Inventory Management: 10 Steps to a Better Holiday Season
It's no secret that up to 40 percent of most merchants' annual sales occur in the critical fourth quarter holiday period, according to industry estimates — most in the six weeks prior to Christmas. With this, seasonal customer demand is an opportunity to increase sales, reduce back orders and cut down end-of-year overstocks with well-managed forecasting and inventory planning.
The challenge is to deliver the right inventory at the right time during the most time-constrained period of the year. Higher sales volumes require more purchase orders to place, more inbound freight to monitor, more back orders to address, more questions to field from distribution centers and typically more SKUs than other times of the year to forecast and manage.
The pressure is especially intense this holiday season, when companies must deliver enough sales to compensate for their lackluster year-to-date results due to the economic downturn.
Proven seasonal management techniques can improve fourth quarter results and increase staff efficiency during your most critical period. Although the quarter's upon us, there's ample time to exercise these 10 timely tips:
1. Prepare an inventory budget, and review it weekly. Know your cash limitations related to placing purchase orders, and live within those limits. If you have surprise hot sellers that you need to reorder, this budget review helps determine whether you have cash available to place the orders or if you need to free up cash by adjusting other orders.

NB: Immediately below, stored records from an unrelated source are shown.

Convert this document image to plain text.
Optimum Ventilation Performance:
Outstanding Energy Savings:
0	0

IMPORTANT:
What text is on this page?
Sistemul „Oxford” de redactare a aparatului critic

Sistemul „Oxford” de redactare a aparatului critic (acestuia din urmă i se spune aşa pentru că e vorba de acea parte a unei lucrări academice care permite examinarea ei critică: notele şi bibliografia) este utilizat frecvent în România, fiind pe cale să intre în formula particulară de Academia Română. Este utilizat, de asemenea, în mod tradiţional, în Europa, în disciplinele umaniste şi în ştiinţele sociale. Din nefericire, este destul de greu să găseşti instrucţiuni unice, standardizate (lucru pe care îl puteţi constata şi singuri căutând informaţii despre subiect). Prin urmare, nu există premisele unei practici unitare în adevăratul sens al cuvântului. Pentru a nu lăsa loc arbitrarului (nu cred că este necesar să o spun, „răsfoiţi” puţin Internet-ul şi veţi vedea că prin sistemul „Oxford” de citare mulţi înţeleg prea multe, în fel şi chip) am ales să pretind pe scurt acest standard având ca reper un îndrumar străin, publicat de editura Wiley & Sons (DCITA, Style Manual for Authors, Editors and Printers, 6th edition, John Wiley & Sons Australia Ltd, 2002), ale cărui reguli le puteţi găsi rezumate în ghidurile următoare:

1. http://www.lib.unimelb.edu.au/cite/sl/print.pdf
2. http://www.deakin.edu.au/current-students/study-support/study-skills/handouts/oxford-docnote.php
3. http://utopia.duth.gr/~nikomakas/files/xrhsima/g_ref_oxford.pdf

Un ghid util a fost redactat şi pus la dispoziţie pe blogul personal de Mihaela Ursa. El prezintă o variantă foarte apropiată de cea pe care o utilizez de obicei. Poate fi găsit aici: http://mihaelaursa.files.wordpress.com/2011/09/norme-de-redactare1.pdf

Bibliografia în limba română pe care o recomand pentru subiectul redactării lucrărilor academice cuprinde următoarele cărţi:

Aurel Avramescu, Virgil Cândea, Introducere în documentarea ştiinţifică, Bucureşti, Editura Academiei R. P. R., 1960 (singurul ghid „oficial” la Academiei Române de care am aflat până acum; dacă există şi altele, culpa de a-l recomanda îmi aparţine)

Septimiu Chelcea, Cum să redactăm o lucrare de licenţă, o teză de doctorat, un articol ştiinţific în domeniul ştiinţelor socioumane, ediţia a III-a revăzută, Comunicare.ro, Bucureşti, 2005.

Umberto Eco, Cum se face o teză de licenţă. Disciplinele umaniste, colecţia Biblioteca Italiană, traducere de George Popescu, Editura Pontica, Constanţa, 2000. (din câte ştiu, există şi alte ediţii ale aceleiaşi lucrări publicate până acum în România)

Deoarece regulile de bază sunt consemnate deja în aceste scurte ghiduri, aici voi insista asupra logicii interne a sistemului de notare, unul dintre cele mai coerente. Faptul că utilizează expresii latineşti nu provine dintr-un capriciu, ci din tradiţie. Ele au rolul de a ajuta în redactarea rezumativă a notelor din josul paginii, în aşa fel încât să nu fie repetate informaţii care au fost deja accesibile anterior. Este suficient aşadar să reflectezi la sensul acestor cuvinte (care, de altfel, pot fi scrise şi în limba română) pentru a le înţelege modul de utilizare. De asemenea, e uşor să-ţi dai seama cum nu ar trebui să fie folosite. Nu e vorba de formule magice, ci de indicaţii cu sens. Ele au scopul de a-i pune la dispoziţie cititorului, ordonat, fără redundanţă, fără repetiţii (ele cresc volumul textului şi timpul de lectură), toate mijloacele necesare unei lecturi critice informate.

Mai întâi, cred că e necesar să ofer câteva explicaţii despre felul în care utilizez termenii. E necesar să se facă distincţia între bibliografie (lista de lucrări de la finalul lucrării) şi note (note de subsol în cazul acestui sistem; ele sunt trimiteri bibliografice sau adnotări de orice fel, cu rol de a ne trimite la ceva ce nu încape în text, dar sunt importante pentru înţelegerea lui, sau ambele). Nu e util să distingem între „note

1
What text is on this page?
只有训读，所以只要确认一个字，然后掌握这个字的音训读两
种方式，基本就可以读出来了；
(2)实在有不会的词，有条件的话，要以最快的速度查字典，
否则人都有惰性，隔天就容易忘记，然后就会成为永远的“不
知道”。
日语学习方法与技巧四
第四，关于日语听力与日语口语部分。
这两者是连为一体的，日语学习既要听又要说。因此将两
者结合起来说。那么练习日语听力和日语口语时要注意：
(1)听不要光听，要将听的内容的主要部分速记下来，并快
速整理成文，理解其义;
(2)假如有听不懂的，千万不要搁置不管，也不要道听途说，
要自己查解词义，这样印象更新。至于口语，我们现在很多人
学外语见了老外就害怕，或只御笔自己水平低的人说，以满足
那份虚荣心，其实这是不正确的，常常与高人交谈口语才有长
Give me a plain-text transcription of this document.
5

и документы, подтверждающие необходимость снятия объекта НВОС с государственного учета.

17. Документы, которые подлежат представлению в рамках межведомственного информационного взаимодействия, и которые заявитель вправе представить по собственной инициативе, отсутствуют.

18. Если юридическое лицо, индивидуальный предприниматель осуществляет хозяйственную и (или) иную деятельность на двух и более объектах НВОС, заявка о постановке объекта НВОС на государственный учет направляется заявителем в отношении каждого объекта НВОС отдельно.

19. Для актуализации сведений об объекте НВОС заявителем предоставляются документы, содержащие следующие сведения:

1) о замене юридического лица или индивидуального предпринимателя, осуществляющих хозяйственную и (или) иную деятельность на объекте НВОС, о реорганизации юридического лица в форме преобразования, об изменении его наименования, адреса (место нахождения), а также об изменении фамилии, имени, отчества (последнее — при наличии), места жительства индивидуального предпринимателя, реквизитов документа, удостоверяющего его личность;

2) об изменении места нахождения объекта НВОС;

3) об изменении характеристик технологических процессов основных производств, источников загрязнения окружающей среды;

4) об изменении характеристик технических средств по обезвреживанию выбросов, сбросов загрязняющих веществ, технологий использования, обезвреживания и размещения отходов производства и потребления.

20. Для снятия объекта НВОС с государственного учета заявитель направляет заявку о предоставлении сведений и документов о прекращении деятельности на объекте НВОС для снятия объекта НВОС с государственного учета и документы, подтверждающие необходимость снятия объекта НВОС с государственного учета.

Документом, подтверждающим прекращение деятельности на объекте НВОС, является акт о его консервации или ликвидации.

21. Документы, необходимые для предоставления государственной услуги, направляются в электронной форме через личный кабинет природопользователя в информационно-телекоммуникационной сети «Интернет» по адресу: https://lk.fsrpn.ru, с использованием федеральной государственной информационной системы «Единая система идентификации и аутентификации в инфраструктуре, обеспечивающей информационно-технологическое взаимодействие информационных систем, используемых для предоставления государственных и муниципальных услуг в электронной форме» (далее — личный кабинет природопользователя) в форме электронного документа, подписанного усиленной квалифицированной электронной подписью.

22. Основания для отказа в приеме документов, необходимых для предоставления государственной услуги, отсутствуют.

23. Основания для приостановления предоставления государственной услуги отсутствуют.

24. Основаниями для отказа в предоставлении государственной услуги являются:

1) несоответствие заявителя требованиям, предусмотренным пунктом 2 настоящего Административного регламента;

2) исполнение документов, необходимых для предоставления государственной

2. Adhere to an inventory management calendar. Know key marketing dates to anticipate when you'll have better demand-forecasting information. Every day between now and Christmas is an opportunity to forecast, place reorders and adjust existing purchase orders. Use this tool as a road map to each date you must reforecast, to follow with the dates to review your inventory ownership against the new forecasts, and to improve the timing and quantity of purchase orders.
3. Publish a web marketing promotions calendar. Identify all high-impact web events, when they occur and the planned feature products. Ensure inventory is available to support each promotion by doing the following: As control buyer, you and your web marketer should agree on what products will be featured, when they'll be featured and the expected impact on sales.
An effective alternative approach is to identify a limited list of high-potential items. Also, order budgeted excess inventory of each, and provide it to the web marketer to feature at his or her discretion.
4. Clean up vendor and product information. Review and update all your vendor lead times and product costs. Your reorder cycle depends on accurate lead time information. Incorrect product costs can equal lost days you can't afford. Review your data now so you don't lose days later.
5. Qualify your credit with vendors. Ensure that all new vendors are credit-qualified with your accounting department. Don't lose time in the buying process waiting for credit approval.
6. Establish a weekly inbound purchase order tracking process. Domestic vendors sometimes misplace purchase orders. Without tracking, you may not be aware until the order doesn't arrive. This can snowball into six weeks of lost time on a domestic order, resulting in many back orders.
Import tracking is even more critical as these purchase orders tend to be larger and the customer implications of late delivery are greater. The visibility you have with tracking also gives you control over expediting partial quantities when needed.
7. Forecast demand for drop-ship SKUs. It's easy to assume your suppliers have inventory on hand. But they share your inventory challenges during the holidays. If they run out, your customers are still disappointed and you still lose the sales. Help your suppliers stay in stock by providing them with routine forecasts of your expected future sales.
8. Provide forecasts of weekly SKU demand to your distribution center. Share your best estimates of weekly SKU demand to assist your fulfillment center colleagues with bin profiling. Knowing sales volume and timing by SKU is key to their ability to adjust bin size and location at the appropriate times.
9. Identify all products that require special handling. Provide your distribution center with advance notice of products requiring inspection, repackaging and/or kit assembly. Build the handling time into your lead times. If your distribution center requires two weeks to assemble kits, make sure the component inventory arrives two weeks before you need the inventory. Understand when your distribution center is staffed for special handling projects.
10. Keep purchase order dates accurate in your enterprise resource planning system. Provide accurate weekly reporting of incoming back orders so there are no surprises to the distribution center or customers regarding back orders. Try scheduling 30-minute weekly meetings with operations and control buyers to discuss critical incoming orders.
Make these 10 tips part of your annual business practices to manage the season more efficiently and deliver better sales, profits and inventory metrics. Once they're established, you'll have a baseline from which to build year-after-year improvements.